Optimal Transport–Based Nonlinear Filtering
Overview
Quantifying uncertainty and effectively assimilating noisy sensory data is the subject of nonlinear filtering, and is crucial for the reliable and safe operation of robotic systems. Classical nonlinear filtering algorithms, such as Kalman filter and its extensions, or sequential importance sampling particle filters, are subject to fundamental limitations and do not perform well in the nonlinear and high-dimensional settings. This research aims to overcome these challenges by merging the recent developments in machine learning (ML) and optimal transportation (OT) to construct nonlinear filtering algorithms with increased flexibility, scalability, and adaptability. This is achieved through the utilization of a novel variational formulation of Bayes’ law, rooted in OT theory, which enables the application of ML tools.
The research project has broader societal impacts as it lays the foundations for uncertainty-aware autonomous systems, leading to significant improvements in their safety and efficiency.

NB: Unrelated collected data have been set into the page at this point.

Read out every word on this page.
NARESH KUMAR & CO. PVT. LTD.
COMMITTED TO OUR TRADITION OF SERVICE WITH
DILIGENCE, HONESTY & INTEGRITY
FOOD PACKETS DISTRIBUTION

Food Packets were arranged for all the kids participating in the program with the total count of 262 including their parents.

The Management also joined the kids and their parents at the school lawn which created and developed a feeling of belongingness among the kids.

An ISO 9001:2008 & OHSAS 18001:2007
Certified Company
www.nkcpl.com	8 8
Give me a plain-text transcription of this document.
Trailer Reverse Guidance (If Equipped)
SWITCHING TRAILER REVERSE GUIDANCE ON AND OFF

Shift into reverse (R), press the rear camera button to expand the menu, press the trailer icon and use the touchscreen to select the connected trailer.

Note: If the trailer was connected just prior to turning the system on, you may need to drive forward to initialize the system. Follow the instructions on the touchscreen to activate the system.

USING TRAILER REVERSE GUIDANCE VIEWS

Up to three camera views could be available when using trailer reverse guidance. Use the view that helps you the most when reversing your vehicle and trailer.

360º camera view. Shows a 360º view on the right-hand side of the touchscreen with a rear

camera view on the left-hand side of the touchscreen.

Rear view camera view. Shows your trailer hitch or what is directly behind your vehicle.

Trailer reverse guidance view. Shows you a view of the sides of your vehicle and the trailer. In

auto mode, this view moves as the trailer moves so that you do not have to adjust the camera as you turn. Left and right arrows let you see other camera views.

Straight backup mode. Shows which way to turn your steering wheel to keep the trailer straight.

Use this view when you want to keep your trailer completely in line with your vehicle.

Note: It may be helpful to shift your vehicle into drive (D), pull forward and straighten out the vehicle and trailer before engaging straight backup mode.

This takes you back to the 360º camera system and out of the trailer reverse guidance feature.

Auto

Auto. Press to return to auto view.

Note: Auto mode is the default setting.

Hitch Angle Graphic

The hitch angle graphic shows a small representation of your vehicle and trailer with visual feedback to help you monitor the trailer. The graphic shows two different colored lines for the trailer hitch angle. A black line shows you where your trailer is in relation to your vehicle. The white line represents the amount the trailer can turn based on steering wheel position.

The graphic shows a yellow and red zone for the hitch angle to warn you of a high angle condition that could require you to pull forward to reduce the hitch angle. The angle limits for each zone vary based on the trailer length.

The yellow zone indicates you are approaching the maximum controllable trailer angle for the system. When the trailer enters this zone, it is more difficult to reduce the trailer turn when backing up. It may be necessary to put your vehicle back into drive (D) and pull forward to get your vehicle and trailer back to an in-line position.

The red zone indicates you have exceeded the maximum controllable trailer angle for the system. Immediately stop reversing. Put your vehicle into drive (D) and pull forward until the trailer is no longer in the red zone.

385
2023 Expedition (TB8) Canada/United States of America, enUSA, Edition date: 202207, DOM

Research highlights of our team include: peer-reviewed publications in International Conference on Machine Learning, 2024 (ICML), Annual Conference on Neural Information Processing Systems (NeurIPS), 2023, Student Outstanding paper award at IEEE Conference on Decision and Control (CDC), 2024, semi-plenary lecture at the 26th International Symposium on Mathematical Theory of Networks and Systems (MTNS) 2024. This research is supported by the NSF award (2318977).
Key Ideas
- Variational formulation of Bayes’ law where the conditional distribution is identified as the push-forward of an optimal transport map
- In contrast to the importance sampling particle filters, the variational method is likelihood free and perform well in high-dimensional situations when the likelihood is degenerate.
- The stochastic optimization formulation allows for the application of the ML tools. namely the expressiveness of neural networks and scalability of stochastic optimization algorithms.